I’m using a nightly binary from yesterday: torch==2.4.0.dev20240506+cu124.

@ptrblck . I used “pip3 install torch==2.4.0.dev20240506+cu124 --index-url https://download.pytorch.org/whl/nightly/cu124” command to install the pytorch nightly version. Still, I am getting the ‘_OpNamespace’ ‘prims’ object has no attribute ‘unsafe_index_put ’ error.

Q2) 1. When I am training a model using pytorch, for each iteration, it generates tensors for inputs, weight, bias, activation and gradients. Is there any way to track tensors’ generation in PyTorch source code? Or in which class (PyTorch source code) these tensors get created?

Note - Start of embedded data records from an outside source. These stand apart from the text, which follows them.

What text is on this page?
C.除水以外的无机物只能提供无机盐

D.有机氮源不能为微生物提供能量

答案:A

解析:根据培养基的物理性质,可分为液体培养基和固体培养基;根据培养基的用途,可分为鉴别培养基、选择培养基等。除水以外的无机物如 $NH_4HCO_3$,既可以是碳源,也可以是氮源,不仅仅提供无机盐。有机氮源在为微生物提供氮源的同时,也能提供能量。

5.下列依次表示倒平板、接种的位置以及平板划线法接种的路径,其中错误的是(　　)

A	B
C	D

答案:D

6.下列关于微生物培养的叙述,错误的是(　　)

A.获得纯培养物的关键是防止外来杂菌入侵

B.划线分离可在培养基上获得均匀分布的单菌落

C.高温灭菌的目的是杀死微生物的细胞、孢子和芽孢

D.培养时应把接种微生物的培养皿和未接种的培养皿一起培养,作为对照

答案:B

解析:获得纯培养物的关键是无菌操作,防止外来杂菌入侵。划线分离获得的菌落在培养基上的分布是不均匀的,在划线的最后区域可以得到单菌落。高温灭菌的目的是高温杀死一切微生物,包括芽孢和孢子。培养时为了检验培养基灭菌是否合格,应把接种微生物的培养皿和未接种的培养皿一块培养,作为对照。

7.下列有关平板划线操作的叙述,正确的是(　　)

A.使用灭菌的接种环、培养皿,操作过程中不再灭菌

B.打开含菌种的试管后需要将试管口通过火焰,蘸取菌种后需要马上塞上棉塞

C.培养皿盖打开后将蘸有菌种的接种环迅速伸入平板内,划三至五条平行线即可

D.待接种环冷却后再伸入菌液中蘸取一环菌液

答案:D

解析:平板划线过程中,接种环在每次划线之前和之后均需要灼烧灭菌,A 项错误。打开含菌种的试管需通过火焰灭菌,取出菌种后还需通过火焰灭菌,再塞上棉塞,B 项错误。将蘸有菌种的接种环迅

If you are able to reproduce the issue using my code snippet, I wouldn’t know why it’s failing as it’s working for me. If you are using your own code, post a minimal code snippet to reproduce the issue.

Parameters are not recreated in each iteration. Are you looking for the actual initialization of tensors or which function exactly?

@ptrblck .

  1. I have used your code snippet to run but it is giving me the error. If you want, I can share the conda env installed package list.
  2. I am looking for the actual initialization of tensors. Does PyTorch have a data structure such as a list or dictionary for storing all the created tensors?
  3. Previously I mentioned FX graph generation using Torch Dynamo and Torch Compiler. These FX graphs give names to each tensor. In which class in PyTorch source code it generates the tensor names?

@ptrblck
I will be grateful if you kindly guide me with my questions. Thanks.